Measuring Uncertainty in AI Predictions

AI systems don't just make predictions—they should also tell us how confident they are. Understanding and quantifying uncertainty is crucial for building trustworthy AI systems that know when to ask for help or defer to humans.

Why Uncertainty Matters

Consider an AI medical diagnosis system:

High confidence, correct: "This is definitely pneumonia" (and it is) → Good High confidence, wrong: "This is definitely not cancer" (but it is) → Dangerous Low confidence: "I'm not sure—please consult a specialist" → Safe

A well-calibrated system knows what it doesn't know.

Types of Uncertainty

Aleatoric Uncertainty (Data Uncertainty)

Inherent randomness that can't be reduced with more data.

Examples:

Rolling a die—even with perfect knowledge, it's random
Quantum mechanics—fundamentally probabilistic
Future stock prices—inherently unpredictable

Aleatoric uncertainty is irreducible.

Epistemic Uncertainty (Model Uncertainty)

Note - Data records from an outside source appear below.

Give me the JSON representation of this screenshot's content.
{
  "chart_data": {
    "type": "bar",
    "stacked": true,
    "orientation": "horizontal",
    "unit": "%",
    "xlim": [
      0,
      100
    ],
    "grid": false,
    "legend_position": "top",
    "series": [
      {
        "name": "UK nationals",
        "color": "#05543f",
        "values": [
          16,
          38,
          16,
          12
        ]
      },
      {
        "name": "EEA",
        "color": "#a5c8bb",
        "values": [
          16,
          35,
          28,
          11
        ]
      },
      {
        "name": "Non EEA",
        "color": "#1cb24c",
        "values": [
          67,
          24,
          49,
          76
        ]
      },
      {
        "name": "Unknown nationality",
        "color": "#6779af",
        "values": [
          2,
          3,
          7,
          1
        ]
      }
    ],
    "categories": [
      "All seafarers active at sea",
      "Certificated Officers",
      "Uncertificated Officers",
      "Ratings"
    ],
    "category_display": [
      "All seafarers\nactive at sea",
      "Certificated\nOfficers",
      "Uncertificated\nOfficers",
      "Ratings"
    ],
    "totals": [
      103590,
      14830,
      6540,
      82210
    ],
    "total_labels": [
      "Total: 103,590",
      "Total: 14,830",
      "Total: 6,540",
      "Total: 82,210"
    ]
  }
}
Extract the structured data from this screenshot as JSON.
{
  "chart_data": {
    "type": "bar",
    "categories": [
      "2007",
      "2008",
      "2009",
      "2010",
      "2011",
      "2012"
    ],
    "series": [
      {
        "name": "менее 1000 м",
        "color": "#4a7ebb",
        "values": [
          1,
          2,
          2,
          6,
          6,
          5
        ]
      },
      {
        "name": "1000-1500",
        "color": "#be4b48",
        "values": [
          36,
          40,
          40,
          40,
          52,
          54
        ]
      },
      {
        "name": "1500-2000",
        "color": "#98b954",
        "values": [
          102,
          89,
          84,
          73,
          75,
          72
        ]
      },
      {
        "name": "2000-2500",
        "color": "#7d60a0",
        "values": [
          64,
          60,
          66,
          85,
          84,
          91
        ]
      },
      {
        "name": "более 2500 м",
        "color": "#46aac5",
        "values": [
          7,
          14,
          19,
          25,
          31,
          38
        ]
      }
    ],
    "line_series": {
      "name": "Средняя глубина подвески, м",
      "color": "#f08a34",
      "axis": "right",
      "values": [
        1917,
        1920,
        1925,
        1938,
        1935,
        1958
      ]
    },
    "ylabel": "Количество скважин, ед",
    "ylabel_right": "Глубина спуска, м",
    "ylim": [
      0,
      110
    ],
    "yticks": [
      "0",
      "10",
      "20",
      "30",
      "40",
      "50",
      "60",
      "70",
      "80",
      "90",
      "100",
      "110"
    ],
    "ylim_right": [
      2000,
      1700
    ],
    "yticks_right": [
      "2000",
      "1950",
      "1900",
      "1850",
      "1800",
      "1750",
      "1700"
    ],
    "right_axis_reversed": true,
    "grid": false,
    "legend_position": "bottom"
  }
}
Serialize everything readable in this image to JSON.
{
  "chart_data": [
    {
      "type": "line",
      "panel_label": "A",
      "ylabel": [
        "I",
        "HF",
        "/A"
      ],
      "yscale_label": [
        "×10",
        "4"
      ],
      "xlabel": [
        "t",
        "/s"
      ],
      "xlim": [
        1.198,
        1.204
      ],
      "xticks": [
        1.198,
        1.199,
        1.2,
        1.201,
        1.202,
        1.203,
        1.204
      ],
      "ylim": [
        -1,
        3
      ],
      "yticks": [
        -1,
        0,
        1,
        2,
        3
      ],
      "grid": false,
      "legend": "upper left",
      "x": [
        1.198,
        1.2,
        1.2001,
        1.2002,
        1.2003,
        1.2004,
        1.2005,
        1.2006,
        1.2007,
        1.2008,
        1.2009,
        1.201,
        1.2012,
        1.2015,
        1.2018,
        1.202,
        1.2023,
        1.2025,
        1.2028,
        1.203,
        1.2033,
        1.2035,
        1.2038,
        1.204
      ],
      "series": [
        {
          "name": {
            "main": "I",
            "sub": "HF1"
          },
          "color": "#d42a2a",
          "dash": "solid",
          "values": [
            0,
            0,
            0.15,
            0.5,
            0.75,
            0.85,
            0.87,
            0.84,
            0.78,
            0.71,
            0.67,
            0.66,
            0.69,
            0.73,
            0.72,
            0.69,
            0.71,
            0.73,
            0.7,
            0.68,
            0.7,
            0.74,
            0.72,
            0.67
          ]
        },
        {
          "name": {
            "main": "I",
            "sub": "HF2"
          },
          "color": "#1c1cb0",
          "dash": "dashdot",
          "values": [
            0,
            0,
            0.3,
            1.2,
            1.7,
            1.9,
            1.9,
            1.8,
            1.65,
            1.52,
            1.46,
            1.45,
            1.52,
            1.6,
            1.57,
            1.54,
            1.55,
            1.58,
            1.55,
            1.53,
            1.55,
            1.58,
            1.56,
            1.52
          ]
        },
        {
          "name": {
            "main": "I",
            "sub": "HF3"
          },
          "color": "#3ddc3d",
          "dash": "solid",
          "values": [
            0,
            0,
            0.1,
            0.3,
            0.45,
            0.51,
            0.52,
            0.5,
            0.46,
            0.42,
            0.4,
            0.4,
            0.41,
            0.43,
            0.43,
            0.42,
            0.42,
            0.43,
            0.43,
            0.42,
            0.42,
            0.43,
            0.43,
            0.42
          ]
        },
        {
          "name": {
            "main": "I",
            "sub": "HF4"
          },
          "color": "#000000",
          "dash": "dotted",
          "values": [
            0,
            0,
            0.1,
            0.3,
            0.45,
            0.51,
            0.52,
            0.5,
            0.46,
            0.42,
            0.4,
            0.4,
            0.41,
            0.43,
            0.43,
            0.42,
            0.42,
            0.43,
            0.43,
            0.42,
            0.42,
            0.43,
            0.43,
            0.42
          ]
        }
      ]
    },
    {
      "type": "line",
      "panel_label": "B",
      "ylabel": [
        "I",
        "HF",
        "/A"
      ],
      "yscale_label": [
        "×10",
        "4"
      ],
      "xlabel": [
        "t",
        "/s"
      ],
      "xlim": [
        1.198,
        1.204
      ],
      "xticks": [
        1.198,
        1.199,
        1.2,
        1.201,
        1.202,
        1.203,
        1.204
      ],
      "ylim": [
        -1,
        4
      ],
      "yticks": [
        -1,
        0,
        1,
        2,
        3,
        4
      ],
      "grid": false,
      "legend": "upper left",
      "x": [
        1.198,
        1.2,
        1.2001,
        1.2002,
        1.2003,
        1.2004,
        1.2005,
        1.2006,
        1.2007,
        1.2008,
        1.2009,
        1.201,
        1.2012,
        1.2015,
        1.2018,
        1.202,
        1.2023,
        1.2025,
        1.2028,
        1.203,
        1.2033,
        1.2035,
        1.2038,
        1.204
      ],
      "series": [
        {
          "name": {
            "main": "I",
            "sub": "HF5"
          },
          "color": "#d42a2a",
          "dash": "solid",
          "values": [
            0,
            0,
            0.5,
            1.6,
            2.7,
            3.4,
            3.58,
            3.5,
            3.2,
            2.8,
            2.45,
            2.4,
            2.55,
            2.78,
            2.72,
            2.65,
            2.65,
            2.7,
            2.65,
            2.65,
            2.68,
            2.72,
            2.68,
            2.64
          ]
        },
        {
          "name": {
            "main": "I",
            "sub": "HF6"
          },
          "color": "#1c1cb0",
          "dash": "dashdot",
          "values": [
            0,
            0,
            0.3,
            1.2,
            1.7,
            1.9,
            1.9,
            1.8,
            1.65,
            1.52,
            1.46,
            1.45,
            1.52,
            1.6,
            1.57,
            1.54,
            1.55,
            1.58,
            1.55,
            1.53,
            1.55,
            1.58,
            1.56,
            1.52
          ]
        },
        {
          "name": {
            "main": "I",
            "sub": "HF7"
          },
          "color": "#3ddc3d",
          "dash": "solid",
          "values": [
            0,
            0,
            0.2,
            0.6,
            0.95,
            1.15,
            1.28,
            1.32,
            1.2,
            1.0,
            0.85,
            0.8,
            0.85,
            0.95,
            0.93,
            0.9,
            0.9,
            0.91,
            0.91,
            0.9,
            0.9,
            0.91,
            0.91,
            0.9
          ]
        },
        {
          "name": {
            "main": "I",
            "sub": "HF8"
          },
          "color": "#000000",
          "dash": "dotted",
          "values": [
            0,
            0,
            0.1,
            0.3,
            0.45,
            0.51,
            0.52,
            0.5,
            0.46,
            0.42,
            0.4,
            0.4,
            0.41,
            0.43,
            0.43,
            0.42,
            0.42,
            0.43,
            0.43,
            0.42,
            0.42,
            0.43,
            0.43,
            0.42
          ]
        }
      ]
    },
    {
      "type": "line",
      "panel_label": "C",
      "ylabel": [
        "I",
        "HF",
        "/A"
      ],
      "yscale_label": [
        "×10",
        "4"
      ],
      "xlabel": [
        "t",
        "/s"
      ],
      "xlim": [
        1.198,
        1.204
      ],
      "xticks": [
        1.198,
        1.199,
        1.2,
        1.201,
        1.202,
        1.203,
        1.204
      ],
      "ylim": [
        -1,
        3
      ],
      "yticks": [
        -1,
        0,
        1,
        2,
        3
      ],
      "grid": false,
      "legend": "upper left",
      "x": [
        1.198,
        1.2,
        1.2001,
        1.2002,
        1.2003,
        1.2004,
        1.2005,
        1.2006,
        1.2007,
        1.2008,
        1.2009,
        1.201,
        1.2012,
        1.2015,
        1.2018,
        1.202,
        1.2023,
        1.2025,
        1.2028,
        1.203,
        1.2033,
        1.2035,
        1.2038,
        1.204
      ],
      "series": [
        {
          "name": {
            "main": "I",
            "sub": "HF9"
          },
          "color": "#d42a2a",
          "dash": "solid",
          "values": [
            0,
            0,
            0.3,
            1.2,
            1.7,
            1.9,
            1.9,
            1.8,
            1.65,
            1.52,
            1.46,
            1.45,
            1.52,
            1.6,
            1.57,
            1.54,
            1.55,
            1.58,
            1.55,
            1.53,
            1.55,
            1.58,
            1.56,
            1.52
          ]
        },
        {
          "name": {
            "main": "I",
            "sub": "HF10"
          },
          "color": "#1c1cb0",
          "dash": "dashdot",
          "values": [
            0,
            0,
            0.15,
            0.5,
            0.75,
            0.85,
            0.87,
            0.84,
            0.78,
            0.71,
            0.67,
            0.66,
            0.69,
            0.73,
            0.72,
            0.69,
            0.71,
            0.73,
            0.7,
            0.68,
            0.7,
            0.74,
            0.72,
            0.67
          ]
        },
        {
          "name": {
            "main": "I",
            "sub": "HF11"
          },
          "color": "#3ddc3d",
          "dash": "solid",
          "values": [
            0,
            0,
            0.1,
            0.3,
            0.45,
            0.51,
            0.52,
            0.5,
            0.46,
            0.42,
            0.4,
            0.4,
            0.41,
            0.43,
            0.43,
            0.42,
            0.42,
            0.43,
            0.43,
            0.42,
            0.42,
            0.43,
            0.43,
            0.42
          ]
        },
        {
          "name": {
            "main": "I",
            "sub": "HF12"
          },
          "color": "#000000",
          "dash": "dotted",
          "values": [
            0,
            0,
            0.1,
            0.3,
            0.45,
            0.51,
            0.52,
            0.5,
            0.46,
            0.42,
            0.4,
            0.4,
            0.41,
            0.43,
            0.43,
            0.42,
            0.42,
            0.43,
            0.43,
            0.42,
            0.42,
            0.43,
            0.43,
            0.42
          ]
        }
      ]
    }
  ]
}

Uncertainty due to lack of knowledge—reducible with more data.

Examples:

Is this a new species of bird? (Not in training data)
What's the weather in an unexplored region? (No historical data)
How will this new drug interact? (Not yet studied)

Epistemic uncertainty can be reduced by gathering more data or improving the model.

Distinguishing Them

Aspect	Aleatoric	Epistemic
Source	Data noise	Model limitations
Reducible?	No	Yes (with more data)
Example	Coin flip outcome	Coin's bias
AI strategy	Model it	Quantify and communicate

Measuring Prediction Confidence

Classification Entropy

Entropy measures how "spread out" a probability distribution is:

H(p) = -Σ pᵢ × log(pᵢ)

Low entropy: Confident (peaked distribution)

[0.95, 0.03, 0.02] → H ≈ 0.26

High entropy: Uncertain (flat distribution)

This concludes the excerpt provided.